Tratamiento de agua para piscinas

Tratamiento de agua para piscinasDurante la etapa de calor aumenta la concurrencia de gente en las piscinas. En nuestro país existen, aproximadamente 580.000 piscinas. De éstas, 10.300 son de empleo colectivo-deportivo.

En caso de que el agua no esté correctamente tratada pueden aparecer problemas sanitarios como por ejemplo la transmisión de enfermedades, la aparición de agentes patógenos.

Los buenos tratamientos consiguen que se destruya de manera eficaz e inminente aquellos microorganismos que se introduzcan en el vaso de la piscina. Para acabar con toda la materia orgánica, tiene que existir un agente antioxidante que acabe con los agentes externos que puedan perjudicar el agua, como la vegetación o bien los propios bañistas, entre otros.

Para que el tratamiento sea completo se debe contar con un buen sistema de filtración que mate cualquier partícula. Para eliminar las partículas con facilidad, se utiliza un sistema de agentes floculantes que las agrupa.

Para los sistemas de filtración se utiliza el cloro que, sin embargo tiene un inconveniente, ya que produce la aparición de compuestos organoclorados. Estos compuestos son los que se relacionan con los olores típicos de las piscinas, los cuales no son muy saludables para la salud de los bañistas.

Nuevos Métodos de Tratamiento de agua para piscinas

Actualmente, se emplean unos 5.800 millones de litros diarios para renovar el agua de las piscinas, lo cual podría satisfacer la demanda de 35 millones de españoles.
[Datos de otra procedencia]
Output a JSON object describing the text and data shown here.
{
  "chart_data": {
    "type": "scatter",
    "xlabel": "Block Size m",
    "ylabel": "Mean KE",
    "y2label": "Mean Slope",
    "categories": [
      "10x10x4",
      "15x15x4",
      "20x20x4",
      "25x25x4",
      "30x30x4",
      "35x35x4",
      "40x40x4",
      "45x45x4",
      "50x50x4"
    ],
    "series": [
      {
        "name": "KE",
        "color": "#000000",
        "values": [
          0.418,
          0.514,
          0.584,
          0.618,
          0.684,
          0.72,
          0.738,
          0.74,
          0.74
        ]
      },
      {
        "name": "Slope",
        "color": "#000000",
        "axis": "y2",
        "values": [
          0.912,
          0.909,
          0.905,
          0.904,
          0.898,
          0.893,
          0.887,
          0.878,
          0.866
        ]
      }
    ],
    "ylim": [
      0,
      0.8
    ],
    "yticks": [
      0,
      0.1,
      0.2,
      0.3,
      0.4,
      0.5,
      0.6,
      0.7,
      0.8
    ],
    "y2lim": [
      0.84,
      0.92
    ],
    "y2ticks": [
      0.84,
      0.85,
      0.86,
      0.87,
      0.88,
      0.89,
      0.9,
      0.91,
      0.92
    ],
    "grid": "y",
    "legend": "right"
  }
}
Es por estos datos que deben empezar a considerarse otros sistemas de filtración de agua en las piscinas, ya que una piscina que esté bien tratada necesita una menor dilución del agua del vaso.
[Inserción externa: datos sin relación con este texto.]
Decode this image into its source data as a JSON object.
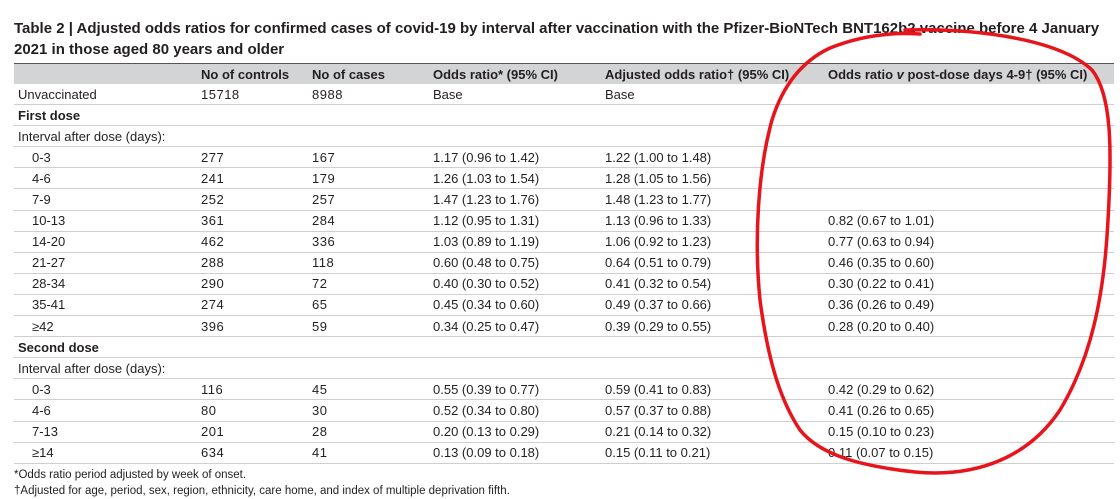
{
  "table": {
    "title": "Table 2 | Adjusted odds ratios for confirmed cases of covid-19 by interval after vaccination with the Pfizer-BioNTech BNT162b2 vaccine before 4 January 2021 in those aged 80 years and older",
    "headers": [
      "",
      "No of controls",
      "No of cases",
      "Odds ratio* (95% CI)",
      "Adjusted odds ratio† (95% CI)",
      "Odds ratio v post-dose days 4-9† (95% CI)"
    ],
    "unvaccinated": {
      "label": "Unvaccinated",
      "controls": "15718",
      "cases": "8988",
      "or": "Base",
      "aor": "Base",
      "or_v": ""
    },
    "first_dose": {
      "label": "First dose",
      "subheader": "Interval after dose (days):",
      "rows": [
        {
          "interval": "0-3",
          "controls": "277",
          "cases": "167",
          "or": "1.17 (0.96 to 1.42)",
          "aor": "1.22 (1.00 to 1.48)",
          "or_v": ""
        },
        {
          "interval": "4-6",
          "controls": "241",
          "cases": "179",
          "or": "1.26 (1.03 to 1.54)",
          "aor": "1.28 (1.05 to 1.56)",
          "or_v": ""
        },
        {
          "interval": "7-9",
          "controls": "252",
          "cases": "257",
          "or": "1.47 (1.23 to 1.76)",
          "aor": "1.48 (1.23 to 1.77)",
          "or_v": ""
        },
        {
          "interval": "10-13",
          "controls": "361",
          "cases": "284",
          "or": "1.12 (0.95 to 1.31)",
          "aor": "1.13 (0.96 to 1.33)",
          "or_v": "0.82 (0.67 to 1.01)"
        },
        {
          "interval": "14-20",
          "controls": "462",
          "cases": "336",
          "or": "1.03 (0.89 to 1.19)",
          "aor": "1.06 (0.92 to 1.23)",
          "or_v": "0.77 (0.63 to 0.94)"
        },
        {
          "interval": "21-27",
          "controls": "288",
          "cases": "118",
          "or": "0.60 (0.48 to 0.75)",
          "aor": "0.64 (0.51 to 0.79)",
          "or_v": "0.46 (0.35 to 0.60)"
        },
        {
          "interval": "28-34",
          "controls": "290",
          "cases": "72",
          "or": "0.40 (0.30 to 0.52)",
          "aor": "0.41 (0.32 to 0.54)",
          "or_v": "0.30 (0.22 to 0.41)"
        },
        {
          "interval": "35-41",
          "controls": "274",
          "cases": "65",
          "or": "0.45 (0.34 to 0.60)",
          "aor": "0.49 (0.37 to 0.66)",
          "or_v": "0.36 (0.26 to 0.49)"
        },
        {
          "interval": "≥42",
          "controls": "396",
          "cases": "59",
          "or": "0.34 (0.25 to 0.47)",
          "aor": "0.39 (0.29 to 0.55)",
          "or_v": "0.28 (0.20 to 0.40)"
        }
      ]
    },
    "second_dose": {
      "label": "Second dose",
      "subheader": "Interval after dose (days):",
      "rows": [
        {
          "interval": "0-3",
          "controls": "116",
          "cases": "45",
          "or": "0.55 (0.39 to 0.77)",
          "aor": "0.59 (0.41 to 0.83)",
          "or_v": "0.42 (0.29 to 0.62)"
        },
        {
          "interval": "4-6",
          "controls": "80",
          "cases": "30",
          "or": "0.52 (0.34 to 0.80)",
          "aor": "0.57 (0.37 to 0.88)",
          "or_v": "0.41 (0.26 to 0.65)"
        },
        {
          "interval": "7-13",
          "controls": "201",
          "cases": "28",
          "or": "0.20 (0.13 to 0.29)",
          "aor": "0.21 (0.14 to 0.32)",
          "or_v": "0.15 (0.10 to 0.23)"
        },
        {
          "interval": "≥14",
          "controls": "634",
          "cases": "41",
          "or": "0.13 (0.09 to 0.18)",
          "aor": "0.15 (0.11 to 0.21)",
          "or_v": "0.11 (0.07 to 0.15)"
        }
      ]
    },
    "footnotes": [
      "*Odds ratio period adjusted by week of onset.",
      "†Adjusted for age, period, sex, region, ethnicity, care home, and index of multiple deprivation fifth."
    ]
  },
  "annotation": {
    "color": "#e8141b"
  }
}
Actualmente, existen otros tratamientos complementarios y alternativos a la cloración tradicional, los cuales, reducen el consumo del cloro y por tanto el aporte de agua.

Desinfección del agua y depuración

piscina limpia

piscina limpiaDurante el verano, muchas son las personas que usan las piscinas para relajarse o practicar actividades deportivas. En muchas ocasiones pueden aparecer agentes patógenos y de transmisión de enfermedades debido a un mal tratamiento del agua de la piscina.

Si se depura el agua de la piscina, se crea un efecto biocida que consigue destruir de manera muy eficiente los microorganismos que se crean en el agua de la piscina.

Asimismo, también tiene que haber un agente oxidante que sea el encargado de eliminar la materia orgánica que pueda aparecer en el agua (debido a un agente externo o a las propias personas).

Para que la desinfección y depuración del agua sea completa, se debe utilizar un sistema de filtración que haga desaparecer las partículas más grandes. Para ello, los floculantes son los mejores elementos ya que agrupan las partículas y hacen que éstas sean eliminadas más fácilmente.

Uso del cloro para la desinfección del agua

El tratamiento más utilizado para la depuración del agua es el cloro. Sin embargo, éste tiene un inconveniente, y es que debido a su uso se produce la formación de compuestos organoclorados que son los responsables del olor en la piscina, de las cloraminas y de los efectos perjudiciales para la salud de las personas, como la irritación de las mucosas o de los ojos.

Además, debido a las acumulaciones de compuestos que se crean y a los agentes estabilizantes que encontramos en el cloro comercial (por ejemplo, el ácido isacianúrico) y que pueden ser dañinos para la salud, los técnicos sanitarios exigen que se produzca un cambio de manera diaria de una parte del agua (aproximadamente un 5%).